“This is Cathy — she put a cigarette out on a bitch.”
As far as introductions go, personally that one’s not my favorite. Most of my friends get a good laugh out of it. And I really can’t complain because…that’s not NOT true.
Over 10 years ago, a drunk girl started slapping my face over and over again. She thought I’d cut her in line to the bathroom or something. I’d never been hit before and I was also about a foot smaller than her so I just…froze. Thankfully, my friend noticed and immediately stepped in. We couldn’t have predicted what would happen next.
She heard him speak and immediately refocused her energy. She began calling him f***got, mimicking the way he speaks and gestures. Her disgusting homophobia was palpable. The verbal abuse she spat had been practiced and perfected. We were all in shock. She was relentless despite the fact that her friends were already apologizing to us on her behalf. The slurs kept coming and…something in me snapped. I took one last pull and well….I put a cigarette out on a bitch.
Up to just a few weeks ago, I was incredibly embarrassed and apologetic of that incident. I’m not really the violent type. You don’t get that way at my size. I thought we should’ve walked away and/or let her keep at it until she tired out. I thought we should be more polite. Maintain civility. Be more tolerant. LITERALLY turn the other cheek. But today…I mean I wish I hadn’t scarred her but…🤷🏻she’ll remember.
There’s just no more room left for that kind of hate in this world. Not today. Civility and ‘following the rules’ have given some of history’s cruelest and darkest moments life. Complacent tolerance allows hate to breed and nothing is scarier than unchecked bigotry.
Karl Popper’s theory — the Paradox of Tolerance — states that for a society to truly maintain a tolerant society, it must be intolerant of intolerance. In other words, unlimited tolerance can destroy tolerance.
While I don’t recommend putting cigarettes out on people…like ever (that’s just crazy), I do encourage each of us to react. To care. To be sensitive. To get angry. To refuse to tolerate the intolerant. To stand up in service of others.
If we don’t speak out and speak up for others, who are we? We’ve begun to regress in America as more and more of us are disconnected, complacent and choose to ignore anything irrelevant to our personal lives. We don’t want to inconvenience ourselves. We don’t want to be seen as “too” anything. And so people suffer. People die. We’ve begun to tolerate the dehumanization of people again. Police shootings. Refusal to serve gay couples. Ignored killings of transgender people. Separation of families. We manage to ignore it all. It’s inconvenient for us. Or too much to bear. So our privilege lets us tolerate up until the point our image as civil people becomes threatened.

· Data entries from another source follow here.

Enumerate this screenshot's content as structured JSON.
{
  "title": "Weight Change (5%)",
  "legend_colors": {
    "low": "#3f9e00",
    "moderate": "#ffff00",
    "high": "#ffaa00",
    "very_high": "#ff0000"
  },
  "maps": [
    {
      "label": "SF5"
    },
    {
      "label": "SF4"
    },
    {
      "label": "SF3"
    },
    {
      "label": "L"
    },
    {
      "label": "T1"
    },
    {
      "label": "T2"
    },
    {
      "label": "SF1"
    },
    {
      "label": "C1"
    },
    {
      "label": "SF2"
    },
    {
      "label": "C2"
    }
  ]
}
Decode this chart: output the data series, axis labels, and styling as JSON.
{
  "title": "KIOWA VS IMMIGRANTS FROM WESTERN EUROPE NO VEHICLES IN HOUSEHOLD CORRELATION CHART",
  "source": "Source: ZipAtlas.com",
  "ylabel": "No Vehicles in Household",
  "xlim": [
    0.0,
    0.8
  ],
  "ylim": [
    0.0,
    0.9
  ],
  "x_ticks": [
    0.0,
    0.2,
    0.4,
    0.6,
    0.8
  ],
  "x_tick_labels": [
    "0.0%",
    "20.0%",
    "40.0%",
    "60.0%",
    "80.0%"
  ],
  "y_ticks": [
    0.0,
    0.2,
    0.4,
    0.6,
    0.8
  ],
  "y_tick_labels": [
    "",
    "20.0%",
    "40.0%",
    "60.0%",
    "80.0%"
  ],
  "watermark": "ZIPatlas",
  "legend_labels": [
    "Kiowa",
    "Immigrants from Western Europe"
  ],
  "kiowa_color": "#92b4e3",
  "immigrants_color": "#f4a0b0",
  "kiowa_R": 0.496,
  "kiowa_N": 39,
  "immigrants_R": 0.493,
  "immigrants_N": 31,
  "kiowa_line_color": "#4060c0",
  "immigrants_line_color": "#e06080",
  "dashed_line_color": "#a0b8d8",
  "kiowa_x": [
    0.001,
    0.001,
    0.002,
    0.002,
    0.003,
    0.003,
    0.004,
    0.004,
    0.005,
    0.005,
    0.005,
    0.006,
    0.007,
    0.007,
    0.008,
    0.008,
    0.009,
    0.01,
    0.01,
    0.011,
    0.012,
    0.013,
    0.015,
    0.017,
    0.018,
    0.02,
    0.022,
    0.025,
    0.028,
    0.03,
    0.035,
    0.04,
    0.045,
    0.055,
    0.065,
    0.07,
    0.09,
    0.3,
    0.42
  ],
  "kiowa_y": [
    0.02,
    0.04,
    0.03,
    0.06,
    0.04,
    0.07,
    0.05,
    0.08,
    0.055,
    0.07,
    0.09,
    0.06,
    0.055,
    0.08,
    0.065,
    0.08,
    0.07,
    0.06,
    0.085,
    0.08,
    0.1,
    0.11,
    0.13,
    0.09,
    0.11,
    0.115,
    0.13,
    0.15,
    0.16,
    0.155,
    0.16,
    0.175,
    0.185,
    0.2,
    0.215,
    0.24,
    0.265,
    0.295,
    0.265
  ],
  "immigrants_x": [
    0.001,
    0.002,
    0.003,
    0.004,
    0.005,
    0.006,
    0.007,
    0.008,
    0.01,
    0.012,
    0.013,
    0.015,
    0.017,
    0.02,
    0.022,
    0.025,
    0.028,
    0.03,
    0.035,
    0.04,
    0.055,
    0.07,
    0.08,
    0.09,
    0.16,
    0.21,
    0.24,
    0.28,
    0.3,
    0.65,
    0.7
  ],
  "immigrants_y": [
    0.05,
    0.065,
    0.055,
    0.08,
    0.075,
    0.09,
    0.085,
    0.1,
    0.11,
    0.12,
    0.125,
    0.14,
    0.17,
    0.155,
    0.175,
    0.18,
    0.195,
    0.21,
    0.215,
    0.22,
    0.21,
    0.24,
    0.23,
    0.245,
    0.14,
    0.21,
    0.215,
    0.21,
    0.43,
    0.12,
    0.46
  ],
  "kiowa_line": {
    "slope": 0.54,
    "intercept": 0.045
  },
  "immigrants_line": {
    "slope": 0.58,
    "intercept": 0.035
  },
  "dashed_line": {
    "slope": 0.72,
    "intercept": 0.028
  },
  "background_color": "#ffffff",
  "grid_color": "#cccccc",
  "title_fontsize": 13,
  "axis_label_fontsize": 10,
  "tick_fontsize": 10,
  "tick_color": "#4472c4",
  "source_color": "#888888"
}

Maybe this is the Jesuit education in me talking. My alma mater’s website says the following: “We believe that students have to be invited to wrestle with the great ethical issues of their time. We want them to be bothered by the realization that they don’t know everything and bothered by injustice.” The world, as history shows, can be unforgiving, but what makes it so breathtaking is our capacity to fight for a better tomorrow. Maybe I’m naive, but I can’t not hang onto that hope. We should be bothered. And we should no longer tolerate intolerance. There’s nothing civil about that.